Pero esta normalidad tiene una cara preocupante: no tener problemas políticos mayores no significa no tener problemas mayores. Se olvida con frecuencia (sobre todo en el gobierno) que la democracia no es más que un acuerdo para administrar los desacuerdos, un medio para alcanzar un fin: el mejoramiento tangible de la sociedad, o al menos su encaminamiento hacia la solución práctica (no declarativa, abstracta o publicitaria) de los infinitos problemas que la abruman. El solo recuento de algunos de esos problemas es espeluznante: la miseria y desesperanza en el campo, la inseguridad en las ciudades, la crisis financiera en instituciones federales clave de seguridad social, la falta de avance en las reformas estructurales (energética, laboral, fiscal) que el país requiere. Conquistamos, es verdad, un nuevo estadio de madurez política, pero no hemos sabido qué hacer con él. Salvo continuarlo en una especie de campaña permanente (el caso del Ejecutivo) o desvirtuarlo, en un ejercicio sistemático de bloqueo a esas reformas (el caso de la oposición en el Congreso). El resultado es un sano aburrimiento combinado con la más insana inmovilidad. De estallar alguno de esos problemas sociales (y ha habido suficientes focos de alarma en ese sentido para creernos inmunes) el costo puede ser altísimo.
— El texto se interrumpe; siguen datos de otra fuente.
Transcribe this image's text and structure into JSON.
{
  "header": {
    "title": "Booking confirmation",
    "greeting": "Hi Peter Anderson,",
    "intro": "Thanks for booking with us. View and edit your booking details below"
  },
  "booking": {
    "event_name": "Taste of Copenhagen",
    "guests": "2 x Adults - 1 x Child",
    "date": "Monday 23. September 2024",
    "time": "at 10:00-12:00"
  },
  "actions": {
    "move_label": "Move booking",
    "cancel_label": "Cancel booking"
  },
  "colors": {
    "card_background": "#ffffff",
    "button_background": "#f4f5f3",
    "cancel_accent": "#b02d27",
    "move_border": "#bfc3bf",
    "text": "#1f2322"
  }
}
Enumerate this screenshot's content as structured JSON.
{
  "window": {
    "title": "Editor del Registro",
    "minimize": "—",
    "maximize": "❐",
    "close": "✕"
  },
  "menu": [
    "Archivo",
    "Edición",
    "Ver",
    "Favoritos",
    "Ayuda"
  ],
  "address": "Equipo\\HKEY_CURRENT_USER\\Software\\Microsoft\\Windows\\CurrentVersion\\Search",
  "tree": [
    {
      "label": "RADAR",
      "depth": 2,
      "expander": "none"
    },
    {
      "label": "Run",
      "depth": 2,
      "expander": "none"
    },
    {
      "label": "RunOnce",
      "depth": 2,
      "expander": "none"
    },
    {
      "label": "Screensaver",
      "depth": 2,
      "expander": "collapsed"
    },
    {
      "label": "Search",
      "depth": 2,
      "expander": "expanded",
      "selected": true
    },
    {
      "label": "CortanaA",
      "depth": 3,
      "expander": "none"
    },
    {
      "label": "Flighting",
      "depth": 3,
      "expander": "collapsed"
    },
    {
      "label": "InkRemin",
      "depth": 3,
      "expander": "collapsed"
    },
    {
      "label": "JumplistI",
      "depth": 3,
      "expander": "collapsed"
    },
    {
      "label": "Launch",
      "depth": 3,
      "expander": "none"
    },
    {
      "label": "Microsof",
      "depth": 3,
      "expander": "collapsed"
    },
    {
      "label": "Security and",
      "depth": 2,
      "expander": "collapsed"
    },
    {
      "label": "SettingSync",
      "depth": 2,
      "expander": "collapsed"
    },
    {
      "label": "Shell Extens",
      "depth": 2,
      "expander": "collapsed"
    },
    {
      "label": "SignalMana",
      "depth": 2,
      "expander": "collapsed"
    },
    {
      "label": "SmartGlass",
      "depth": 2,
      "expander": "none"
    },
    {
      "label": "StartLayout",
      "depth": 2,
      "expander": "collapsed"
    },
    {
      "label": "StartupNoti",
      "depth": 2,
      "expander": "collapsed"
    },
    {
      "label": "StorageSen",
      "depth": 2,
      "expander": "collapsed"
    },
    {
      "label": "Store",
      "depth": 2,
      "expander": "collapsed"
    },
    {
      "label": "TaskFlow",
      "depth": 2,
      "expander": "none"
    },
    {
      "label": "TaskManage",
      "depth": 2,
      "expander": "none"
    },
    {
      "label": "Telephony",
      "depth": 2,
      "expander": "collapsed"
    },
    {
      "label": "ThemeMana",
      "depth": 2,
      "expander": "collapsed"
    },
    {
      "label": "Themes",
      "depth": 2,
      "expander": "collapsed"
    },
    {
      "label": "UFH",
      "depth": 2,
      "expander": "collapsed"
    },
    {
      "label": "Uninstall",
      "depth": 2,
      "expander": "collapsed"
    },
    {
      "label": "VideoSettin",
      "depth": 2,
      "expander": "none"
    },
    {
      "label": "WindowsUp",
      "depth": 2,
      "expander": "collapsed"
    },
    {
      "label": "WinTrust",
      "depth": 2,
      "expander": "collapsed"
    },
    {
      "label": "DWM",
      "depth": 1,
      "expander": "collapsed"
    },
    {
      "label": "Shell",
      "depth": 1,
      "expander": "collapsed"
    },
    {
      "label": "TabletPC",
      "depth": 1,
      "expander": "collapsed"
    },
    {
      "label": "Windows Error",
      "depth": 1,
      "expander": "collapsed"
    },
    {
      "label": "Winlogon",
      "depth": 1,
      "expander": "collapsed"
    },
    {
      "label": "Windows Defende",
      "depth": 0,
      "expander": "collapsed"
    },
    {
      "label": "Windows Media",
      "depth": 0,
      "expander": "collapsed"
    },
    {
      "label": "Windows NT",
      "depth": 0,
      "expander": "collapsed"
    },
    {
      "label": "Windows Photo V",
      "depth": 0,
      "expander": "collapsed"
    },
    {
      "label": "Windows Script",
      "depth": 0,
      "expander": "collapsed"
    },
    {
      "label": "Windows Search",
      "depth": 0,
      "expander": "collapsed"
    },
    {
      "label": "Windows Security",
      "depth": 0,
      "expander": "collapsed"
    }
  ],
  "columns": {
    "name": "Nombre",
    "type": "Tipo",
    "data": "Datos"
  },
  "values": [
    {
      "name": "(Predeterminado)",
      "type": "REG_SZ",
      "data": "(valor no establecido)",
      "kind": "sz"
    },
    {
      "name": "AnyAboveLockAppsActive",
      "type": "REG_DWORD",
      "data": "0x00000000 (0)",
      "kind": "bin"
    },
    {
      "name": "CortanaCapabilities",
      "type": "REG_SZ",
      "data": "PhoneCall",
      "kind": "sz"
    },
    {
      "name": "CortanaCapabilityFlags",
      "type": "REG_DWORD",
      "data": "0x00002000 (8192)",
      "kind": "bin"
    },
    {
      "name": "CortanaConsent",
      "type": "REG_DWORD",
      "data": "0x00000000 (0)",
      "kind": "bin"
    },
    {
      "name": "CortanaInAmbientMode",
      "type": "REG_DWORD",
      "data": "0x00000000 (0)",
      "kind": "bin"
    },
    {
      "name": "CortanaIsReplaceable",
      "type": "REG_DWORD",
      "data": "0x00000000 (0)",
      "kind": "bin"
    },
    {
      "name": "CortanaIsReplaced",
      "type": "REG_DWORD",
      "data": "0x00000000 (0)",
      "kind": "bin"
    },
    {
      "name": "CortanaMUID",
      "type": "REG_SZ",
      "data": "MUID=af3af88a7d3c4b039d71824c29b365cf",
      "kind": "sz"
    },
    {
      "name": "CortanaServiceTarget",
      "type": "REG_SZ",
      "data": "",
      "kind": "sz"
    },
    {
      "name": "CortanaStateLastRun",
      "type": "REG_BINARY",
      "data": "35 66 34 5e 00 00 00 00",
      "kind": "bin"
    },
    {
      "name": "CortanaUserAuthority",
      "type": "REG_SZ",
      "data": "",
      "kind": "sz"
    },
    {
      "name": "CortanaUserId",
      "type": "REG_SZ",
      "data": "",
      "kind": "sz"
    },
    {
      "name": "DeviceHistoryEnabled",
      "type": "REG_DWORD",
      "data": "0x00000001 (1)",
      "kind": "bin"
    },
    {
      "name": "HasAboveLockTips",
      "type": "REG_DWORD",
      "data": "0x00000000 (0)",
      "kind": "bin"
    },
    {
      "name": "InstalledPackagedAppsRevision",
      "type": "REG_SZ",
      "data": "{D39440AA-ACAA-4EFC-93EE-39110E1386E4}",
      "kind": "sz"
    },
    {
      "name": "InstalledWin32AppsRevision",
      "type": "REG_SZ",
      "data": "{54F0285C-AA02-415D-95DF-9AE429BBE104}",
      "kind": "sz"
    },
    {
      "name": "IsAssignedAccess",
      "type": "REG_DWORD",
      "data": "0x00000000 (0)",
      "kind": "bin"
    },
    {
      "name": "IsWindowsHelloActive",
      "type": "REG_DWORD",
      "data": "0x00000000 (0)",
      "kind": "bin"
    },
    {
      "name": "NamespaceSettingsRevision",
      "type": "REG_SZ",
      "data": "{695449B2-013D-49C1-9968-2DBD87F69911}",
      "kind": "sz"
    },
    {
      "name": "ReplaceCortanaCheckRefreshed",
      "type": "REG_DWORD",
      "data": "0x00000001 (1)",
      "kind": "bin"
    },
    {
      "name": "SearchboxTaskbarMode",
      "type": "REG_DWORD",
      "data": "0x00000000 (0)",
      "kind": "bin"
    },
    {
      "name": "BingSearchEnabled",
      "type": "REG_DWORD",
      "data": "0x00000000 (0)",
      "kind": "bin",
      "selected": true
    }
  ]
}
Necesitamos dar contenido y sustancia a la democracia. En este sentido, el paso de Jorge Castañeda por la Secretaría de Relaciones Exteriores es, a mi juicio, un capítulo casi único en la actual gestión. A despecho de las contradicciones de su estilo personal (un diplomático antidiplomático), Castañeda dio un viraje real a nuestra aletargada política internacional: proyectó al nuevo régimen en la arena internacional, replanteó nuestra relación con Cuba sobre la base coherente del respeto a los derechos humanos; sin servilismo (recuérdese el alineamiento con Francia en la cuestión iraquí) buscó un acercamiento funcional con los Estados Unidos que beneficiara a los decenas de millones de mexicanos que, querámoslo o no, dependen de aquella economía; abrió horizontes de convergencia con Europa y Asia, e impulsó la cultura nacional como embajadora plenipotenciaria de México en el exterior. Este carácter dinámico contrasta con el talante más bien reactivo y pasivo de la gestión gubernamental.
"México es un país amable, lo es en grado sumo, amable pero no admirable", escribió entonces el mismo Elliott en un reportaje. (Le gustaban las frases redondas.) Supongo que nuestro acceso a la democracia nos convirtió en un país menos amable (curioso, excéntrico, emotivo, "surrealista") pero un poco más admirable (racional, responsable, maduro). Un buen deseo para el año que comienza es consolidar ese reconocimiento y ese respeto (empezando por el respeto y reconocimiento de nosotros mismos), pero para ello necesitamos que nuestra democracia dé frutos. De otra suerte, como apuntan ya algunas naciones latinoamericanas, podríamos reabrir capítulos olvidados de anarquía y populismo. Entonces dejaríamos de ser aburridos pero también democráticos.